Nonetheless, while the Supreme Court held that the 2002 revised incentive scheme is a
reasonable and valid exercise of management prerogative, it qualified that its immediate
implementation is improper for want of 30-day prior notice.
[G.R. No. 176985. April 1, 2013.]
RICARDO E. VERGARA, JR., petitioner, vs. COCA-COLA BOTTLERS PHILIPPINES, INC.,
respondent.

Facts:

Petitioner Ricardo E. Vergara, Jr. was an employee of respondent Coca-Cola Bottlers


Philippines, Inc. from May 1968 until he retired on January 31, 2002 as a District Sales
Supervisor (DSS).

As stipulated in respondent's existing Retirement Plan Rules and Regulations at the time, the
Annual Performance Incentive Pay of RSMs, DSSs, and SSSs shall be considered in the
computation of retirement benefits, as follows:

Basic Monthly Salary + Monthly Average Performance Incentive (which is the total performance
incentive earned during the year immediately preceding ÷ 12 months) x No. of Years in Service.

Claiming his entitlement to an additional PhP474,600.00 as Sales Management Incentives


(SMI), among others, petitioner filed a complaint before the NLRC.

Vergara presented the sworn statements of Renato C. Hidalgo (Hidalgo) and Ramon V.
Velazquez (Velasquez), former DSSs of the Company who retired in 2000 and 1998,
respectively. They claimed that the SMI was included in their retirement package even if they
did not meet the sales and collection qualifiers.

Held:

The grant of SMI to all retired DSSs, regardless of whether or not they qualify to the same, did
not ripen into company practice. Vergara failed to adduce proof to establish his allegation that
SMI has been consistently, deliberately and voluntarily granted to all retired DSSs without any
qualification or conditions whatsoever.

The declarations of Hidalgo and Velazquez were sufficiently countered by the Company through
the affidavit executed by Moises D. Escasura (Escasura), among others. Ecasura attested that
contrary to Vergara’s claim, Hidalgo was in fact qualified for the SMI. As for Velazquez,
Escasura asserted that even if Velazquez did not qualify for the SMI, the Company still granted
the SMI, along with other numerous concessions, to achieve industrial peace in the plant which
was then experiencing labor relations problems.
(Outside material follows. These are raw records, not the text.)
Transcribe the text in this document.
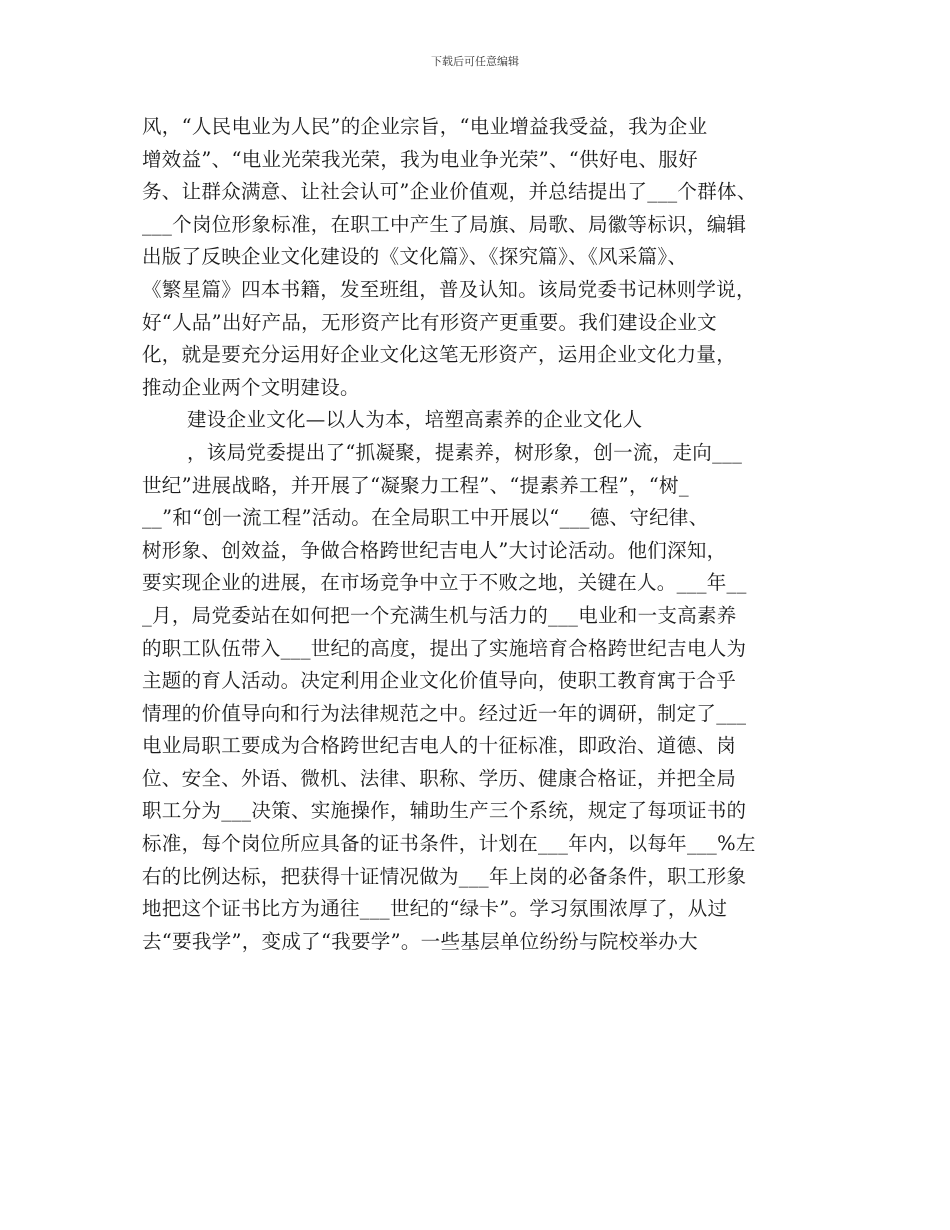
下载后可任意编辑
风，“人民电业为人民”的企业宗旨，“电业增益我受益，我为企业
增效益”、“电业光荣我光荣，我为电业争光荣”、“供好电、服好
务、让群众满意、让社会认可”企业价值观，并总结提出了___个群体、
___个岗位形象标准，在职工中产生了局旗、局歌、局徽等标识，编辑
出版了反映企业文化建设的《文化篇》、《探究篇》、《风采篇》、
《繁星篇》四本书籍，发至班组，普及认知。该局党委书记林则学说，
好“人品”出好产品，无形资产比有形资产更重要。我们建设企业文
化，就是要充分运用好企业文化这笔无形资产，运用企业文化力量，
推动企业两个文明建设。
建设企业文化—以人为本，培塑高素养的企业文化人
，该局党委提出了“抓凝聚，提素养，树形象，创一流，走向___
世纪”进展战略，并开展了“凝聚力工程”、“提素养工程”，“树_
__”和“创一流工程”活动。在全局职工中开展以“___德、守纪律、
树形象、创效益，争做合格跨世纪吉电人”大讨论活动。他们深知，
要实现企业的进展，在市场竞争中立于不败之地，关键在人。___年__
_月，局党委站在如何把一个充满生机与活力的___电业和一支高素养
的职工队伍带入___世纪的高度，提出了实施培育合格跨世纪吉电人为
主题的育人活动。决定利用企业文化价值导向，使职工教育寓于合乎
情理的价值导向和行为法律规范之中。经过近一年的调研，制定了___
电业局职工要成为合格跨世纪吉电人的十征标准，即政治、道德、岗
位、安全、外语、微机、法律、职称、学历、健康合格证，并把全局
职工分为___决策、实施操作，辅助生产三个系统，规定了每项证书的
标准，每个岗位所应具备的证书条件，计划在___年内，以每年___%左
右的比例达标，把获得十证情况做为___年上岗的必备条件，职工形象
地把这个证书比方为通往___世纪的“绿卡”。学习氛围浓厚了，从过
去“要我学”，变成了“我要学”。一些基层单位纷纷与院校举办大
Therefore, respondent's isolated act of including the SMI in the retirement package of
Velazquez could hardly be classified as a company practice that may be considered an
enforceable obligation. To repeat, the principle against diminution of benefits is applicable only if
the grant or benefit is founded on an express policy or has ripened into a practice over a long
period of time which is consistent and deliberate; it presupposes that a company practice, policy
and tradition favorable to the employees has been clearly established; and that the payments
made by the company pursuant to it have ripened into benefits enjoyed by them.

Company practice, just like any other fact, habits, customs, usage or patterns of conduct, must
be proven by the offering party who must allege and establish specific, repetitive conduct that
might constitute evidence of habit or company practice.